In these works the violent brush-work, the lurid colours, the sense of claustrophobia and suffocation against an underworld coarseness and malevolence, set up a dialogue – the muqaddimah – to review societal discrimination and the triumph of the self.

Works of destiny
In P.S. Ladi´s fibreglass and polyester installation, surface and subject melt into one another until surface plays a more formal function. Thus the imagery is distanced from the immediate narrative of place. The division is adamant and paradoxically camouflaged. Ladi´s ambidextrous circus reflects upon the Lilliputians´ struggle to pull down Gulliver, mocking the portentous and the official, combining the comic, the banal and the poignant. Small things and big issues pack a strong political punch. The divide beckons, promises a suffocating and exciting experience and ultimately liberates one from obvious prejudices.
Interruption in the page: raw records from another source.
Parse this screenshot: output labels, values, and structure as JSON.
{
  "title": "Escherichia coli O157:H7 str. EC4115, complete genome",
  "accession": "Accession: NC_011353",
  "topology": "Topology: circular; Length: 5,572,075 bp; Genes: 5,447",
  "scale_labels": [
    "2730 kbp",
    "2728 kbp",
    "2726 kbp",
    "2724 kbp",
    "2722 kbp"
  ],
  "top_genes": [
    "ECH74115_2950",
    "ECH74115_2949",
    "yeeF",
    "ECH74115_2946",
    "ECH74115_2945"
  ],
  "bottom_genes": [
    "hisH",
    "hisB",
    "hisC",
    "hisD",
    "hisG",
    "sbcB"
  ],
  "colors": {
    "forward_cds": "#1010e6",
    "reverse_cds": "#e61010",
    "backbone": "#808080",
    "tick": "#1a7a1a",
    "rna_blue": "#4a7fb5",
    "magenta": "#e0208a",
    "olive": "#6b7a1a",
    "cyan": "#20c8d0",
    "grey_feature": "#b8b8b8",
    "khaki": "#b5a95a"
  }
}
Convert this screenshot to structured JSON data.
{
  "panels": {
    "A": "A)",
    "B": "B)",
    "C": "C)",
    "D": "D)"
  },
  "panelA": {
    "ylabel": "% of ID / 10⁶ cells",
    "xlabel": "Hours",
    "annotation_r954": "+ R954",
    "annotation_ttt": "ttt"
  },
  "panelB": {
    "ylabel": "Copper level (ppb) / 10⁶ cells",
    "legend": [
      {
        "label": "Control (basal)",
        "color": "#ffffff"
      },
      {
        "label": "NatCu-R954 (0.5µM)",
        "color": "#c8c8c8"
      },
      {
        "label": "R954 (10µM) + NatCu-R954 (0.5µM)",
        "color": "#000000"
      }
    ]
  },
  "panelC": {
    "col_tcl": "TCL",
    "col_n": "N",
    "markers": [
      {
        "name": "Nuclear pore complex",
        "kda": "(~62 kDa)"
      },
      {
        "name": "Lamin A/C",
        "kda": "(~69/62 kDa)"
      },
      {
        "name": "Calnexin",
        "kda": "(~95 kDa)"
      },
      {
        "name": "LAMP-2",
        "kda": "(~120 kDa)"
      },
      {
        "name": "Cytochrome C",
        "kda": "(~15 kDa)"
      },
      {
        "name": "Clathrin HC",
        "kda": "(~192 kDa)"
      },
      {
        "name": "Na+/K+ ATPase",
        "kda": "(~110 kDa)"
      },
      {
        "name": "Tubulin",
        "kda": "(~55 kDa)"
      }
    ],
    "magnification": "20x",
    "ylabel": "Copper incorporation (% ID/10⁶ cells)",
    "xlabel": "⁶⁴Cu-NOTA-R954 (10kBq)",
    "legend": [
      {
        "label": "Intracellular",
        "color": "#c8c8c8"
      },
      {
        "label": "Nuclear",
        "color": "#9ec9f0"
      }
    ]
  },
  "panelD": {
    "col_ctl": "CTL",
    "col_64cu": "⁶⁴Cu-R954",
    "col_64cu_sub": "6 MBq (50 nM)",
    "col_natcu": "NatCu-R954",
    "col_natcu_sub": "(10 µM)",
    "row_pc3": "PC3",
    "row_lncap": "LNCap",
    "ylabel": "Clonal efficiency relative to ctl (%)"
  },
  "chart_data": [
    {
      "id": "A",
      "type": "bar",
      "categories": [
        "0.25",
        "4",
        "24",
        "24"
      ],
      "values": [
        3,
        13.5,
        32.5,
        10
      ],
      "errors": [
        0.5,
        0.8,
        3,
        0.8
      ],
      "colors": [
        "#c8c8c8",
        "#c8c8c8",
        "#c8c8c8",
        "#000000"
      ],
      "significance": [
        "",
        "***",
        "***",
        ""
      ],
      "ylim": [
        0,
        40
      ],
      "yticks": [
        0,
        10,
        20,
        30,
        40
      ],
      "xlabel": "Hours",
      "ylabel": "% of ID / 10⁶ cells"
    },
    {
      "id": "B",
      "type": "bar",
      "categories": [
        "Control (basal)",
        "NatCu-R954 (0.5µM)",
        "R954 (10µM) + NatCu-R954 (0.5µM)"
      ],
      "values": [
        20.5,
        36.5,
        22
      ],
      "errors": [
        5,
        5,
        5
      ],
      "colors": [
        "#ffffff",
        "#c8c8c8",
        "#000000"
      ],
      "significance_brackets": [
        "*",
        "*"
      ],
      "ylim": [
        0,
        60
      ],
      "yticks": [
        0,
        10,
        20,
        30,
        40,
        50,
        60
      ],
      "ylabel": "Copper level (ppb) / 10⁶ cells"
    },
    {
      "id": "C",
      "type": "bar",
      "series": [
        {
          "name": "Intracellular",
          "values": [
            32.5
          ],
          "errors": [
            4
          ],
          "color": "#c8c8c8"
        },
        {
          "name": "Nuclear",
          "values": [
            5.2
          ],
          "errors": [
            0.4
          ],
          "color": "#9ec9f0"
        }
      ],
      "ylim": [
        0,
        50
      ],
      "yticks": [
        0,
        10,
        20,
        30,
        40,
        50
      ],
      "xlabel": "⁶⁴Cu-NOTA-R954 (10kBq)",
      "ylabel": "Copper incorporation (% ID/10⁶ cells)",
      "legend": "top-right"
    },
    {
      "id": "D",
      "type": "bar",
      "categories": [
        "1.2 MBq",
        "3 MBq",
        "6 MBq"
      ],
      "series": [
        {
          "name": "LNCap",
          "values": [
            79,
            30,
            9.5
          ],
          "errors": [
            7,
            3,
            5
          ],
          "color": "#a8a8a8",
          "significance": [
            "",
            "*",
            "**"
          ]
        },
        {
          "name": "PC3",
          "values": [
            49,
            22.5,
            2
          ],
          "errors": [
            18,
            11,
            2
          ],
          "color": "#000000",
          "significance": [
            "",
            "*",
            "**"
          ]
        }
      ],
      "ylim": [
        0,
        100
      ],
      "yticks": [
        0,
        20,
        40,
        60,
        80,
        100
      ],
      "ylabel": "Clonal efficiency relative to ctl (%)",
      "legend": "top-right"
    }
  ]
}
The formal and conceptual blending of soft, fragile matter with a tough one makes for a disruptive metaphor. With this new division, various notions emerge: ranging from hope and regeneration to reflecting a growing mistrust in the myth of contemporary realpolitik.

A journey is plural; it is open to all possibilities. In "Mappings", this openness permits contact with extremes and smudges the boundaries between the body and the mind, nature and humanity, the spiritual and the material, the cosmic and the earthly. There is no freedom of possibility. In these works of destiny, freedom is made finite by the very language in which it appears.